Observation and interview with Patient #1 and her close friend was conducted at 11:10 a.m. on 6/9/15. The Acute Care Manager accompanied the surveyor for this observation and interview. The patient and friend explained she lived alone but the friend came over and they cooked and ate meals together. They stated they had been friends for a number of years. When asked about the patient's nutritional status and diet at home, the friend stated the patient's normal weight was one hundred and twenty-five (125) pounds and her last weight at the doctor's office prior to admission was eighty-three (83) pounds. He stated she had lost a lot of weight in the last two (2) to three (3) months and become so weak she now needs help turning in the hospital bed. The patient stated she did not use a cane or assistive device at home as she has only recently become so weak. The friend stated the patient was drinking Ensure dietary supplements at home.
When asked about Patient #1's skin breakdown the friend said she now had breakdown over her backbone which was being treated by nursing staff with a cream medicine and a dressing. The Acute Nursing Manager asked to look at the patient's skin. Her examination revealed broken areas of skin over the patient's backbone which were covered with cream and a large dressing. The patient's backside appeared quite bony with vertebrae visualized quite prominently through the patient's skin.

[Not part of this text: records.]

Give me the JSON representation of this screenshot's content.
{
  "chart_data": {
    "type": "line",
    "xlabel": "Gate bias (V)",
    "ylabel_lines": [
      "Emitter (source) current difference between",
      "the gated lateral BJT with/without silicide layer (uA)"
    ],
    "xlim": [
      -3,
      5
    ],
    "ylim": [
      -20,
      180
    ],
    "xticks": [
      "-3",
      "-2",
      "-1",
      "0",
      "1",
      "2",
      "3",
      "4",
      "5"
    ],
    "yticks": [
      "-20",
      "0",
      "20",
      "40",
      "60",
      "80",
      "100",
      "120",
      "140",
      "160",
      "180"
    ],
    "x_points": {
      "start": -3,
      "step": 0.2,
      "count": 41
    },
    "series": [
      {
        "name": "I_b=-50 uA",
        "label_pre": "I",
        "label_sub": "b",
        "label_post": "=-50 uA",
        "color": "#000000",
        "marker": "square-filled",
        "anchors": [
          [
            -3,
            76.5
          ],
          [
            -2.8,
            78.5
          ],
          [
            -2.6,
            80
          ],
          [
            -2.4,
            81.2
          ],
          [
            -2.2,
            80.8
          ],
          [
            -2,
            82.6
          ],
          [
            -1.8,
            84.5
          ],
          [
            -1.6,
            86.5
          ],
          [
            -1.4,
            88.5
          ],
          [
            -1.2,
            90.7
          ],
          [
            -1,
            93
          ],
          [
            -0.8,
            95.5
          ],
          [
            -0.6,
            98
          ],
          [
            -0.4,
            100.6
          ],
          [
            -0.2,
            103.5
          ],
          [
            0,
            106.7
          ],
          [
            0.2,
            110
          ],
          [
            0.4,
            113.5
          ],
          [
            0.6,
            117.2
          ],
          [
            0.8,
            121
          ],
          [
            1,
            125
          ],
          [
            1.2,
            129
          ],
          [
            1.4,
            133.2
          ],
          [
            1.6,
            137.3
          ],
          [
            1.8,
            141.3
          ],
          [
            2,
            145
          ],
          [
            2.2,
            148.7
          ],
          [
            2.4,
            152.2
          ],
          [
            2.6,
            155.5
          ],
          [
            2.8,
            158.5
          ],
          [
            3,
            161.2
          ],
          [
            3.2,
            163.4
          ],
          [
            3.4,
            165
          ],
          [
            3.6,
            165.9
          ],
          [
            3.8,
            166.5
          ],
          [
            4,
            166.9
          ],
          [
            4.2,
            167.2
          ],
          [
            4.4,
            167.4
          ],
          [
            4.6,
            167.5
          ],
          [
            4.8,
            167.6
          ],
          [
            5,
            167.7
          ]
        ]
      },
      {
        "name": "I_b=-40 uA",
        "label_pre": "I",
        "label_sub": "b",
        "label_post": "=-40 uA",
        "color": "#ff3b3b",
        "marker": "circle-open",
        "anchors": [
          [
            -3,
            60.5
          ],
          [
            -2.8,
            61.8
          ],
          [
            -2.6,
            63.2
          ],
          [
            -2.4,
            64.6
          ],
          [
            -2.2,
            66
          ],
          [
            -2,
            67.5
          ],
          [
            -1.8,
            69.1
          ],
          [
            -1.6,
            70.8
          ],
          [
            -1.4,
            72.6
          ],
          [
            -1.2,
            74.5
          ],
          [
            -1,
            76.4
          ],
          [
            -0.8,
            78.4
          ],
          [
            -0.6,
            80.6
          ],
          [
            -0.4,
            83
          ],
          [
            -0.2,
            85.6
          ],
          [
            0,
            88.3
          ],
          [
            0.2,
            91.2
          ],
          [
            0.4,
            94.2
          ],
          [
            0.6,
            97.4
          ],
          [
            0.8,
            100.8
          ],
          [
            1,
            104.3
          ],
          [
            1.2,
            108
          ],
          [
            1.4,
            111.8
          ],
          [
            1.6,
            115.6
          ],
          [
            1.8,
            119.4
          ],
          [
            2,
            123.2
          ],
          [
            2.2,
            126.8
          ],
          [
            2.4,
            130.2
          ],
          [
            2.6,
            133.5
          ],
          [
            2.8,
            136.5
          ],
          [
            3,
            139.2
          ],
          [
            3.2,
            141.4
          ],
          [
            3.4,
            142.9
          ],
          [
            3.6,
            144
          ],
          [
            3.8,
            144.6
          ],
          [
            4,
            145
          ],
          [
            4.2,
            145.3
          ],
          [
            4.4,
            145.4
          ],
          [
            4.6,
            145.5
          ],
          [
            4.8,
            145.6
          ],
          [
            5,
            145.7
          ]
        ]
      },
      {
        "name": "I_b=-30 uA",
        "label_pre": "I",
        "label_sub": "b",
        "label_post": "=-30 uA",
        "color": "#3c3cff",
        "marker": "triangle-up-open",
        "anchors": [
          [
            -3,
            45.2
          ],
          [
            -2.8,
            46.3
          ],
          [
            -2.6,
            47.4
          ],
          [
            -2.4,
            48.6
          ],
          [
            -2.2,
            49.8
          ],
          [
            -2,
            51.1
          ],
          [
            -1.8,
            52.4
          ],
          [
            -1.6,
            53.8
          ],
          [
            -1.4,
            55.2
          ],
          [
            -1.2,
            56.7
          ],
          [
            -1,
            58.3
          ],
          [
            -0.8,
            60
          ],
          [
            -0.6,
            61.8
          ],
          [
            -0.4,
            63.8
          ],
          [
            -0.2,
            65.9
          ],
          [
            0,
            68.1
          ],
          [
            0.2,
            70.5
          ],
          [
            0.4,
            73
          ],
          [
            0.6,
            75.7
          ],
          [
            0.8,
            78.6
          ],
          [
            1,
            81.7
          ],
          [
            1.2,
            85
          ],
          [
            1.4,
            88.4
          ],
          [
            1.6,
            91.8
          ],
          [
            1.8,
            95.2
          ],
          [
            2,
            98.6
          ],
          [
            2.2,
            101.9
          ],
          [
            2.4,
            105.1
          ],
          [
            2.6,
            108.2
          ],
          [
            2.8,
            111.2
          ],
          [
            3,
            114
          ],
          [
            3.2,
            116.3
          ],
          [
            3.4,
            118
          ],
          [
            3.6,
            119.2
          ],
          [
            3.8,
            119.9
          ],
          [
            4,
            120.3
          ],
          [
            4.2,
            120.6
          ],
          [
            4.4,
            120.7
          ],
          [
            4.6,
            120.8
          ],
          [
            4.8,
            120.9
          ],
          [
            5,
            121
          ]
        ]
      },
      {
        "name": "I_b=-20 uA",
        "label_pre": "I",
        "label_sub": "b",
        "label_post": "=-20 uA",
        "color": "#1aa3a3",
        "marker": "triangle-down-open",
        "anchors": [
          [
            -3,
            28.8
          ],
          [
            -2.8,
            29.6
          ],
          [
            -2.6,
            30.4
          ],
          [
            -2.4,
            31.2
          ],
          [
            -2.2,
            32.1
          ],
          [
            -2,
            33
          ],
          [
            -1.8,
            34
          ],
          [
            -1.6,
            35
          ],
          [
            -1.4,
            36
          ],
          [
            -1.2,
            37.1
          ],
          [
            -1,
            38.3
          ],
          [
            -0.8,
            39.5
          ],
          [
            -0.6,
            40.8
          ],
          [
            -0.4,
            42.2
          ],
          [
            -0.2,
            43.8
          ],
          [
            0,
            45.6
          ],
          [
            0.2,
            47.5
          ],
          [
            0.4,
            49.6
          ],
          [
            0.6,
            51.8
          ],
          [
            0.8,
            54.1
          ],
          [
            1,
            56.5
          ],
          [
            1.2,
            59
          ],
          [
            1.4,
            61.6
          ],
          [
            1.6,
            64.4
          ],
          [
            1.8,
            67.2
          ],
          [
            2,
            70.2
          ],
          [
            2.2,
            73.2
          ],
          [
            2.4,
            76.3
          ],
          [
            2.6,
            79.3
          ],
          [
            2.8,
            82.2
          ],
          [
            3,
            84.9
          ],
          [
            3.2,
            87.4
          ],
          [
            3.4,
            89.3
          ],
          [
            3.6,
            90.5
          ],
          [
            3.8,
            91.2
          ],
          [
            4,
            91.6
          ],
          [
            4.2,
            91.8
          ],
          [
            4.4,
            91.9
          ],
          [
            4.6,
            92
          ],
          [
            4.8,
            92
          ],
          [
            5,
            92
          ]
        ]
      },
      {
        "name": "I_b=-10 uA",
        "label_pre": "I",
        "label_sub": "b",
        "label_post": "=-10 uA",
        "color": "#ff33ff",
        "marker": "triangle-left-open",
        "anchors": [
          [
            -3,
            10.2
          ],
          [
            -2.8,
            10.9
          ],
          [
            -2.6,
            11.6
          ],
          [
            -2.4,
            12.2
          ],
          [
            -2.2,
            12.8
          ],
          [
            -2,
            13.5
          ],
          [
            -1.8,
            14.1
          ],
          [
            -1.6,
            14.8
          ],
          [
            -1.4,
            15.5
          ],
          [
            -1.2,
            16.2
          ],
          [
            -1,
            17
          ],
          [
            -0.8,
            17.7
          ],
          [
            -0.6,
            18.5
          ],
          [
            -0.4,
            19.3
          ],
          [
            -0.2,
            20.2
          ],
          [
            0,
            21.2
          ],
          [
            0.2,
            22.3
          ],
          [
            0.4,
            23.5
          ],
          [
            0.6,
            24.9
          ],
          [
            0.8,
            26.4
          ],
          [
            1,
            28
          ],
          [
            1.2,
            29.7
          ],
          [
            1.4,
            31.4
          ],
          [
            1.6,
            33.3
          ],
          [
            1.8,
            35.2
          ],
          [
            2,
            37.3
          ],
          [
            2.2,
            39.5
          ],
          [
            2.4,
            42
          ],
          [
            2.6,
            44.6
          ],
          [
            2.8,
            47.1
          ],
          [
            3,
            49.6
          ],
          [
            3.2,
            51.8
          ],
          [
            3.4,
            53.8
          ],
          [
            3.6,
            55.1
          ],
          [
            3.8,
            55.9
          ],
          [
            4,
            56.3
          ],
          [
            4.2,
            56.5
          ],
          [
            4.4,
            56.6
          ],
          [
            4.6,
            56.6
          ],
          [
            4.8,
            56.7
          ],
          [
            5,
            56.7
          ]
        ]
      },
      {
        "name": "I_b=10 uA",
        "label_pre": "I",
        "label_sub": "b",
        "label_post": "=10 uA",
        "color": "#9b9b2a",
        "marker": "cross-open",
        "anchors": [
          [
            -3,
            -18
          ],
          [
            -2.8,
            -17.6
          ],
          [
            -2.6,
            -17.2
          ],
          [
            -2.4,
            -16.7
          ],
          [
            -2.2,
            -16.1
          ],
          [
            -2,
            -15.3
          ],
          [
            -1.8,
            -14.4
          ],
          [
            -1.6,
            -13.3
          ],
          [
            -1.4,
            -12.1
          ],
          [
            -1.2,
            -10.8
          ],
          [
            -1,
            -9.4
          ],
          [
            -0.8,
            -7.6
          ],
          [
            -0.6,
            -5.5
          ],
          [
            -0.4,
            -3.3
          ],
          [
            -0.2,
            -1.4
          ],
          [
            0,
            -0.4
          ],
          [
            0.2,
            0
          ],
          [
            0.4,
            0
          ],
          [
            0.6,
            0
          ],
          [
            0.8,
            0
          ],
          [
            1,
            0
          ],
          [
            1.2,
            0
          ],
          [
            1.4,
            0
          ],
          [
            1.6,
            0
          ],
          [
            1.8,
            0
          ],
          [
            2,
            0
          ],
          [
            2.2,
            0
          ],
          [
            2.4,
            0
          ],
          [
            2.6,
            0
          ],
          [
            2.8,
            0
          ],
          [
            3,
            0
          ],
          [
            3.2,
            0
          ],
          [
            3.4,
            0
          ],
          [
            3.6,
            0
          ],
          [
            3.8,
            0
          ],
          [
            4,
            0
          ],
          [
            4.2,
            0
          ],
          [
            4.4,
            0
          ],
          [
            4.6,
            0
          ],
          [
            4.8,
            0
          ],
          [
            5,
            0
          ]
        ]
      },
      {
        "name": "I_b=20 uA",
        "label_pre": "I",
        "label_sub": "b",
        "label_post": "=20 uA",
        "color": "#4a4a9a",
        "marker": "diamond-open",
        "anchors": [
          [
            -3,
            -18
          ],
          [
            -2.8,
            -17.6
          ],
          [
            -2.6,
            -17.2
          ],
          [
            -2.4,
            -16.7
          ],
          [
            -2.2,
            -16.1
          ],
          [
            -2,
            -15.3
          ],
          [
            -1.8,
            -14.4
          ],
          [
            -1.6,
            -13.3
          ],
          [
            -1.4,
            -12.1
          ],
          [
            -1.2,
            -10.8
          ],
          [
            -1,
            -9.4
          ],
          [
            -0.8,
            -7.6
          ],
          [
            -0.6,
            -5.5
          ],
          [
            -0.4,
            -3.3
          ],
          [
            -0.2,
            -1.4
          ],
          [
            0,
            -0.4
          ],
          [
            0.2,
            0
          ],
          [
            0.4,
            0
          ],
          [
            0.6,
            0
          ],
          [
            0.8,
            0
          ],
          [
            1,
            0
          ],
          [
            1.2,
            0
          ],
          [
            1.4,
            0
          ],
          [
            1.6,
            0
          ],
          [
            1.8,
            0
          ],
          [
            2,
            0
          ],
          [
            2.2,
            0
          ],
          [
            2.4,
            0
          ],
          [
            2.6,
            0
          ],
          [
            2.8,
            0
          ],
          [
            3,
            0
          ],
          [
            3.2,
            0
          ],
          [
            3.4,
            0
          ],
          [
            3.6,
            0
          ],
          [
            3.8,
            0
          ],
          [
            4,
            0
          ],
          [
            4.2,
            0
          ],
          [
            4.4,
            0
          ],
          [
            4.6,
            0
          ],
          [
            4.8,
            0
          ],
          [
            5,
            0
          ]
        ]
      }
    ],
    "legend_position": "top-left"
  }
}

Review of the patient's current Problem List and Nursing Plan of Care on 6/9/15 revealed the patient's weight loss and nutritional needs were not addressed by nursing. The Problem for Skin Integrity was not current as it reflected the goal was that patient wouldn't experience skin breakdown during the admission. The skin was observed to have broken down and the nurse failed to notify the physician and implement interventions to heal the skin and prevent further breakdown.
This case and record were reviewed with the Acute Care Manager at 11:40 a.m. She acknowledged the nursing staff failed to implement a care plan and initiate nursing interventions related to the patient's weight loss, nutritional needs and skin integrity care plans were not kept current.